ああなんだか犬になりたいとふと思う。鎖から解き放されて走りまわりたい。 あの菜の花のまわりをぐるぐる駆け回ってみたい。吹っ切ってふっきれて。
いまここにいることを。もっともっと感じたいと思った。
このところ寒のもどりらしく。弥生の風の冷たさ。 だけど太陽はとても春らしくて。ほっと空を仰ぐ。
少しばかり多忙な日々が続いていて。なんだか駆け足。 ここからあそこまで走ろう。そしてちょっとだけ休む。 そんな感じで。自分なりに。まあまあの元気を保っている。
お陽様のにおいが心地良く洗濯物を取り入れていると。 庭のすみにほったらかしにしていた鉢植えのマーガレットが。 ふたつみっつと白く愛らしい花を咲かせているのに気づく。
強さを知っていた。雪の日もすっぽり埋もれていたことも。 この子は大丈夫って信じていたから。ちゃんと春を知らせてくれて。 ああ今年も頑張ったんだね。ほんとにえらかったねとほめてあげる。
たくさんのつぼみをつけて。なんてほこらしげに微笑んでいることか。 茎は小枝のように固く。そこから緑の手を伸ばして花は宝物のように。
その宝物を今年もこうして見せてくれるありがたさ。
わたしのこころには。いつもこんなふうに。さりげなく咲く花がある。
2006年03月01日(水) |
春だからだいじょうぶ |
少し冷たい雨になる。でも春だからだいじょうぶ。
今日は急遽仕事を休ませてもらって。例の家業を頑張ることにした。 ずっと海が荒れていて高波がすごく。彼一人ではちょっと限界気味。 おっし、おっかさんに任せておきなさいというわけであった。 男の弱音には非常に弱い。ついついよしよしとしたくなるものである。
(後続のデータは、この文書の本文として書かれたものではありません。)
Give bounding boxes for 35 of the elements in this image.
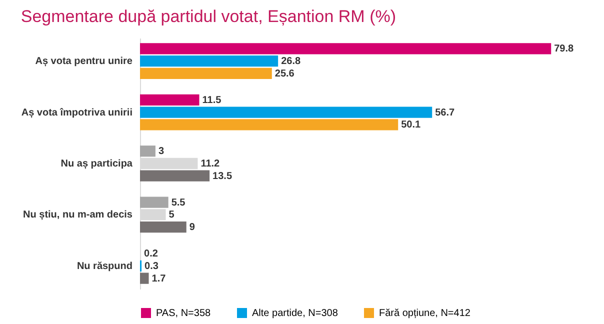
data-label: 26.8: [281, 56, 301, 68]
data-label: 5: [168, 210, 175, 221]
bar: [140, 43, 552, 54]
data-label: 56.7: [435, 107, 456, 118]
data-label: 1.7: [152, 273, 166, 284]
chart-title: Segmentare după partidul votat, Eșantion RM (%): [20, 7, 396, 26]
legend-label: PAS, N=358: [156, 308, 212, 319]
legend-label: Fără opțiune, N=412: [379, 308, 471, 319]
data-label: 50.1: [401, 120, 422, 131]
bar: [140, 106, 432, 118]
data-label: 11.5: [202, 94, 222, 106]
data-label: 13.5: [212, 170, 232, 182]
data-label: 79.8: [554, 44, 574, 55]
bar: [140, 196, 168, 208]
data-label: 9: [189, 222, 196, 234]
bar: [140, 94, 200, 106]
data-label: 25.6: [274, 68, 295, 80]
y-tick-label: Nu răspund: [76, 260, 132, 272]
data-label: 0.3: [144, 260, 159, 272]
y-tick-label: Nu aș participa: [60, 158, 133, 170]
data-label: 5.5: [171, 197, 186, 208]
bar: [140, 119, 398, 130]
bar: [140, 68, 272, 79]
bar: [140, 222, 186, 233]
bar: [140, 272, 149, 284]
data-label: 11.2: [200, 158, 220, 170]
y-tick-label: Aș vota pentru unire: [35, 56, 133, 68]
y-tick-label: Aș vota împotriva unirii: [21, 107, 133, 118]
data-label: 0.2: [144, 248, 158, 260]
data-label: 3: [158, 146, 164, 158]
bar: [140, 170, 210, 182]
bar: [140, 55, 278, 67]
legend-label: Alte partide, N=308: [252, 308, 338, 319]
y-tick-label: Nu știu, nu m-am decis: [23, 210, 133, 221]
bar: [140, 146, 156, 157]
こっちをたてればあっちがたたず。いっそ会社がなくなればいいとか。 ふと思ったりしてしまうのだが。見捨てる訳にはいかない複雑な心境。
明日も菜の花の道をいく。白木蓮に会える道を。何事もなかったように。 職場へと向かうことだろう。お遍路さんに会釈して。ほっと微笑みながら。
そうそう今日ね。彼と川沿いの道を通りながら。 冬みたいな雨だけど春だよねって話していたら。 堤防の土手を指差して彼が嬉しそうに言ったよ。
つくしんぼうもにょきにょきしてきたぞって。 枯草ばっかだったのにずいぶん緑になったな。
漁場には小鴨の群れがいっぱいいて。波にゆらゆら。 鴨たちはそうして育った海苔をついばんだりするのだけど。 いいさ美味いなら食えばいいさとか言ったりした彼。
なんて優しい目をしているんだろうって嬉しかった。 とても穏やかな表情。こんなふうにごく自然に。
ひとというものは。変ることができるものなんだなって思った。